Since ’74, periodically, special series were built in a limited number, which had very particular inner fittings and colourations.The Jeans, the City, the Big, the Special Bug, the Fioriserie, the Winter, the Samtrot, the Silver Bug were built, and in ’87, in order to celebrate the 50th year since its birth, the last one of the series was born, considered the best by the most: the Beetle of the Jubilee (Jubiläums-käfer).It was metalized grey and it had athermic, blue-tinted windshield, printed steel sports rims, the steering wheel of the Golf GTI and greys inners with strip of several tonalities.In the middle seventies sales began to decrease and in ’74 they decided to move the Beetle production from Wolfsburg to Emden in order to make place to the new car: the Golf.

In the ’78 the European production definitively stopped and the Beetle continued being built only in Mexico, from where it was imported in Europe.

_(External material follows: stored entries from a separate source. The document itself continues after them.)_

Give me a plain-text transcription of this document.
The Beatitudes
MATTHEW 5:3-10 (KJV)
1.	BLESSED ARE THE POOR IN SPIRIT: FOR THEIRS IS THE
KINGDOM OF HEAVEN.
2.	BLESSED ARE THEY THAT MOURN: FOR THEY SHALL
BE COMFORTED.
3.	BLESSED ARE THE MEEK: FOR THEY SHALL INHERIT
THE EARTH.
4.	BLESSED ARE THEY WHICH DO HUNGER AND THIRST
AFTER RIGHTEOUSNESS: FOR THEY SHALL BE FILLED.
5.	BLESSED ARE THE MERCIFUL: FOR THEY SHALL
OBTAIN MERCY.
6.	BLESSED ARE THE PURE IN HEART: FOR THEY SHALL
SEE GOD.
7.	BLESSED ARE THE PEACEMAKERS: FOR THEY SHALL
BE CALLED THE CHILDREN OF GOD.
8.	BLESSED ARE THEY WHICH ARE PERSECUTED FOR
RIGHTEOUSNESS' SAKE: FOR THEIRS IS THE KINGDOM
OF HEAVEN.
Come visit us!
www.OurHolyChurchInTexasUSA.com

In ’76 the Super Beetle sedan building stopped, and it will be built only in the cabriolet version, but only until 1980. Recently also the production in Mexico has been stopped, anyway the Beetle is not likely to disappear from the roads of our planet: great part of the 22 million of models built cover Km and Km every day along the roads all over the world, asking in exchange only a little bit of oil and petrol.And their owners are sure of one thing: if they love it and they treat it well, “he” will never betray them.